I just returned home from the third New York screening of Tim Burton’s film version of Stephen Sondheim’s Sweeney Todd, which opens four days before Christmas. The screening was held for the group that Chris Boneau, the publicist, referred to as “the Broadway community,” which includes drama critics (John Simon was sitting next to me). It was held at one of the big 42nd Street movie houses, and nearly every seat was full.
I brought along Paul Moravec, with whom I’m collaborating on The Letter. Needless to say, Paul isn’t exactly a member of the Broadway community, but he believes, like me, that Sweeney Todd is the great American opera. Moreover, it’s one of the works that inspired us to write The Letter. Mrs. T being in Connecticut for the week, I decided that Paul was an appropriate stand-in.

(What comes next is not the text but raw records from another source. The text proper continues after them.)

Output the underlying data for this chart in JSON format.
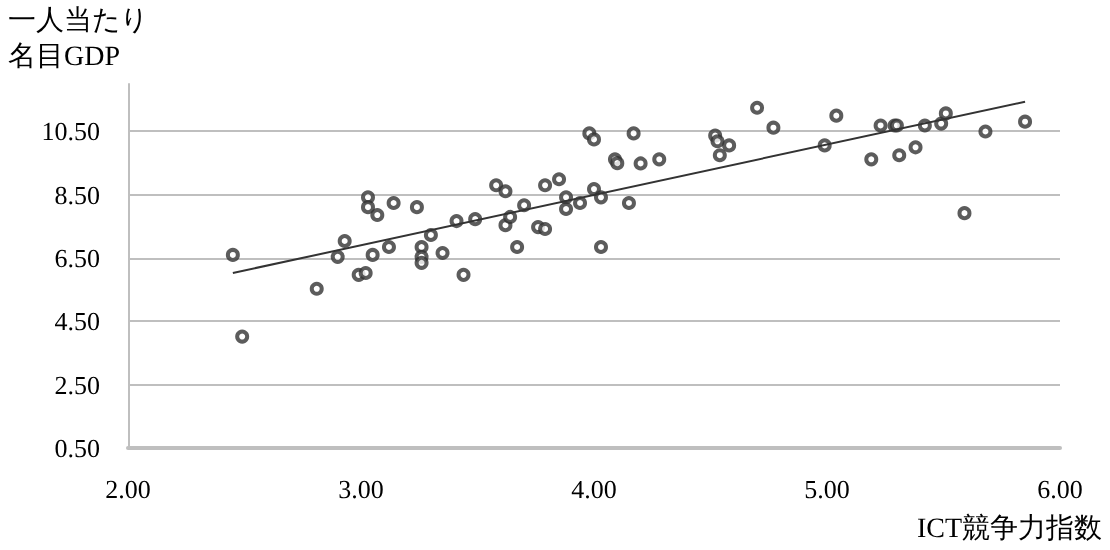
{
  "chart_data": {
    "type": "scatter",
    "xlabel": "ICT競争力指数",
    "ylabel": "一人当たり名目GDP",
    "xlim": [
      2,
      6
    ],
    "xticks": [
      {
        "value": 2,
        "label": "2.00"
      },
      {
        "value": 3,
        "label": "3.00"
      },
      {
        "value": 4,
        "label": "4.00"
      },
      {
        "value": 5,
        "label": "5.00"
      },
      {
        "value": 6,
        "label": "6.00"
      }
    ],
    "ylim": [
      0.5,
      12
    ],
    "yticks": [
      {
        "value": 0.5,
        "label": "0.50"
      },
      {
        "value": 2.5,
        "label": "2.50"
      },
      {
        "value": 4.5,
        "label": "4.50"
      },
      {
        "value": 6.5,
        "label": "6.50"
      },
      {
        "value": 8.5,
        "label": "8.50"
      },
      {
        "value": 10.5,
        "label": "10.50"
      }
    ],
    "grid": "y",
    "marker": "circle",
    "series": [
      {
        "color": "#333333",
        "x": [
          2.45,
          2.49,
          2.81,
          2.9,
          2.93,
          2.99,
          3.02,
          3.03,
          3.03,
          3.05,
          3.07,
          3.12,
          3.14,
          3.24,
          3.26,
          3.26,
          3.26,
          3.3,
          3.35,
          3.41,
          3.44,
          3.49,
          3.58,
          3.62,
          3.62,
          3.64,
          3.67,
          3.7,
          3.76,
          3.79,
          3.79,
          3.85,
          3.88,
          3.88,
          3.94,
          3.98,
          4.0,
          4.0,
          4.03,
          4.03,
          4.09,
          4.1,
          4.15,
          4.17,
          4.2,
          4.28,
          4.52,
          4.53,
          4.54,
          4.58,
          4.7,
          4.77,
          4.99,
          5.04,
          5.19,
          5.23,
          5.29,
          5.3,
          5.31,
          5.38,
          5.42,
          5.49,
          5.51,
          5.59,
          5.68,
          5.85
        ],
        "values": [
          6.6,
          4.02,
          5.53,
          6.54,
          7.04,
          5.97,
          6.03,
          8.42,
          8.11,
          6.6,
          7.86,
          6.85,
          8.24,
          8.11,
          6.85,
          6.54,
          6.35,
          7.23,
          6.66,
          7.67,
          5.97,
          7.73,
          8.8,
          8.61,
          7.54,
          7.8,
          6.85,
          8.17,
          7.48,
          7.42,
          8.8,
          8.99,
          8.42,
          8.05,
          8.24,
          10.44,
          10.25,
          8.68,
          8.42,
          6.85,
          9.62,
          9.5,
          8.24,
          10.44,
          9.49,
          9.62,
          10.37,
          10.19,
          9.75,
          10.06,
          11.25,
          10.62,
          10.06,
          11.0,
          9.62,
          10.69,
          10.69,
          10.69,
          9.75,
          10.0,
          10.69,
          10.75,
          11.07,
          7.92,
          10.5,
          10.81
        ]
      },
      {
        "type": "line",
        "color": "#333333",
        "marker": "none",
        "x": [
          2.45,
          5.85
        ],
        "values": [
          6.03,
          11.44
        ]
      }
    ]
  }
}
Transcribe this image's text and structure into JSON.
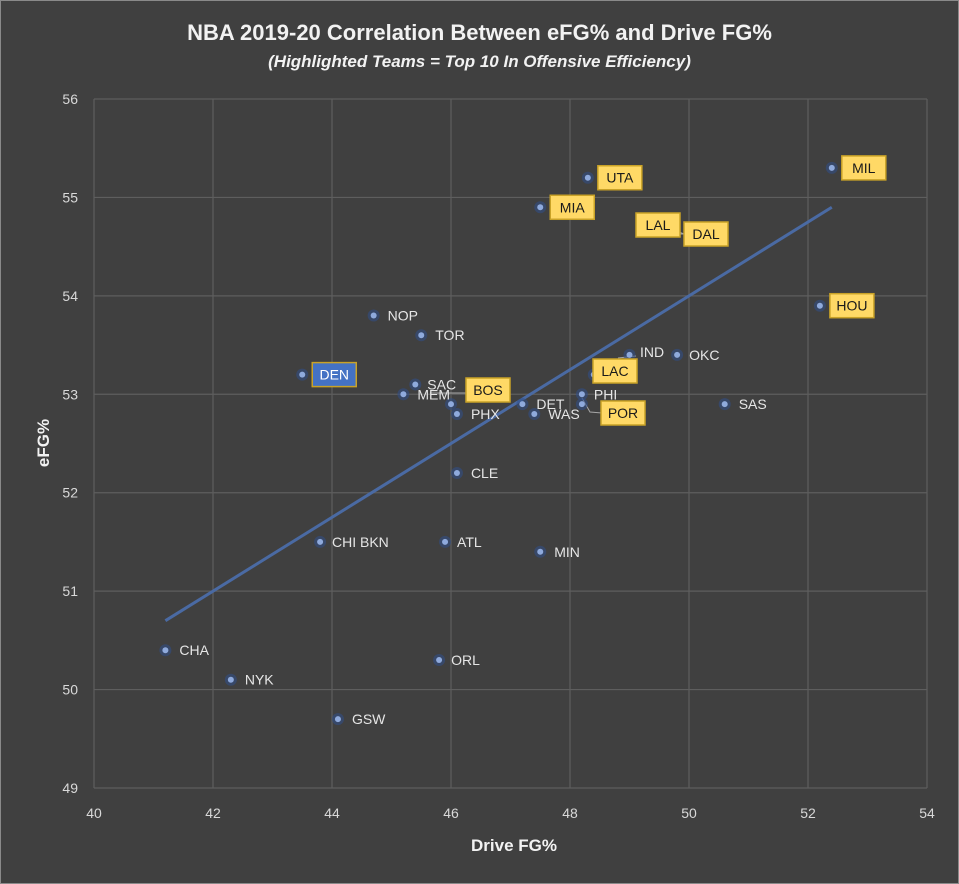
{
  "chart_data": {
    "type": "scatter",
    "title": "NBA 2019-20 Correlation Between eFG% and Drive FG%",
    "subtitle": "(Highlighted  Teams = Top 10 In Offensive Efficiency)",
    "xlabel": "Drive FG%",
    "ylabel": "eFG%",
    "xlim": [
      40,
      54
    ],
    "ylim": [
      49,
      56
    ],
    "x_ticks": [
      "40",
      "42",
      "44",
      "46",
      "48",
      "50",
      "52",
      "54"
    ],
    "y_ticks": [
      "49",
      "50",
      "51",
      "52",
      "53",
      "54",
      "55",
      "56"
    ],
    "grid": true,
    "legend": "none",
    "colors": {
      "background": "#404040",
      "grid": "#5e5e5e",
      "marker": "#8faadc",
      "trendline": "#4a6aa3",
      "highlight_fill": "#ffd966",
      "highlight_border": "#c9a227",
      "den_fill": "#4472c4",
      "den_border": "#c9a227"
    },
    "trendline": {
      "x": [
        41.2,
        52.4
      ],
      "y": [
        50.7,
        54.9
      ]
    },
    "points": [
      {
        "team": "MIL",
        "x": 52.4,
        "y": 55.3,
        "highlight": true
      },
      {
        "team": "UTA",
        "x": 48.3,
        "y": 55.2,
        "highlight": true
      },
      {
        "team": "MIA",
        "x": 47.5,
        "y": 54.9,
        "highlight": true
      },
      {
        "team": "LAL",
        "x": 49.7,
        "y": 54.6,
        "highlight": true
      },
      {
        "team": "DAL",
        "x": 49.7,
        "y": 54.6,
        "highlight": true
      },
      {
        "team": "HOU",
        "x": 52.2,
        "y": 53.9,
        "highlight": true
      },
      {
        "team": "NOP",
        "x": 44.7,
        "y": 53.8,
        "highlight": false
      },
      {
        "team": "TOR",
        "x": 45.5,
        "y": 53.6,
        "highlight": false
      },
      {
        "team": "IND",
        "x": 49.0,
        "y": 53.4,
        "highlight": false
      },
      {
        "team": "OKC",
        "x": 49.8,
        "y": 53.4,
        "highlight": false
      },
      {
        "team": "DEN",
        "x": 43.5,
        "y": 53.2,
        "highlight": true,
        "style": "blue"
      },
      {
        "team": "LAC",
        "x": 48.4,
        "y": 53.2,
        "highlight": true
      },
      {
        "team": "SAC",
        "x": 45.4,
        "y": 53.1,
        "highlight": false
      },
      {
        "team": "MEM",
        "x": 45.2,
        "y": 53.0,
        "highlight": false
      },
      {
        "team": "PHI",
        "x": 48.2,
        "y": 53.0,
        "highlight": false
      },
      {
        "team": "BOS",
        "x": 46.0,
        "y": 52.9,
        "highlight": true
      },
      {
        "team": "DET",
        "x": 47.2,
        "y": 52.9,
        "highlight": false
      },
      {
        "team": "POR",
        "x": 48.2,
        "y": 52.9,
        "highlight": true
      },
      {
        "team": "SAS",
        "x": 50.6,
        "y": 52.9,
        "highlight": false
      },
      {
        "team": "PHX",
        "x": 46.1,
        "y": 52.8,
        "highlight": false
      },
      {
        "team": "WAS",
        "x": 47.4,
        "y": 52.8,
        "highlight": false
      },
      {
        "team": "CLE",
        "x": 46.1,
        "y": 52.2,
        "highlight": false
      },
      {
        "team": "CHI",
        "x": 43.8,
        "y": 51.5,
        "highlight": false
      },
      {
        "team": "BKN",
        "x": 44.2,
        "y": 51.5,
        "highlight": false
      },
      {
        "team": "ATL",
        "x": 45.9,
        "y": 51.5,
        "highlight": false
      },
      {
        "team": "MIN",
        "x": 47.5,
        "y": 51.4,
        "highlight": false
      },
      {
        "team": "CHA",
        "x": 41.2,
        "y": 50.4,
        "highlight": false
      },
      {
        "team": "ORL",
        "x": 45.8,
        "y": 50.3,
        "highlight": false
      },
      {
        "team": "NYK",
        "x": 42.3,
        "y": 50.1,
        "highlight": false
      },
      {
        "team": "GSW",
        "x": 44.1,
        "y": 49.7,
        "highlight": false
      }
    ]
  }
}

Stephen Sondheim came to the theater to introduce the film, looking like a cat who’d just dined on canary under glass. “For those of you who know the show…forget it,” he said. “This is not a film of a musical, it’s a movie based on a musical.” Then the lights went down and the blood began to flow–or, rather, spurt.
As a member of the working press, I saw tonight’s screening under embargo, so I can’t say anything specific about Sweeney Todd until it opens in selected cities on December 21. (It opens wide on January 11.) What I can say is that it is–without exception, and by a considerable margin–the best film ever to have been made from a Broadway musical. The only other one to which it can possibly be compared is Bob Fosse’s 1972 screen version of Cabaret, and Sweeney is, aside from everything else, a better show. (It is, in my opinion, the best musical to have opened on Broadway since the end of World War II.) I also think it might actually do well at the box office, not to mention the next Oscar night.
Halfway throught he film, in the brief pause between “Epiphany” and “A Little Priest,” I leaned over to Paul and whispered, “This is the mark we have to hit.” He nodded.
On the street afterward, I said, “Inspiring, huh?”
Paul grinned. “The work waits…and I’m full of joy,” he replied. Then he disappeared into the night.
UPDATE: A friend writes:
Saying it’s the best film ever to be adapted from a Broadway musical feels like faint praise, since almost all these adaptations fail on the musical level (Chicago, One Touch of Venus), on the filmic level (My Fair Lady, West Side Story), or on just about every level (Mame, Phantom of the Opera).
True–as far as it goes. Alas, I can say no more!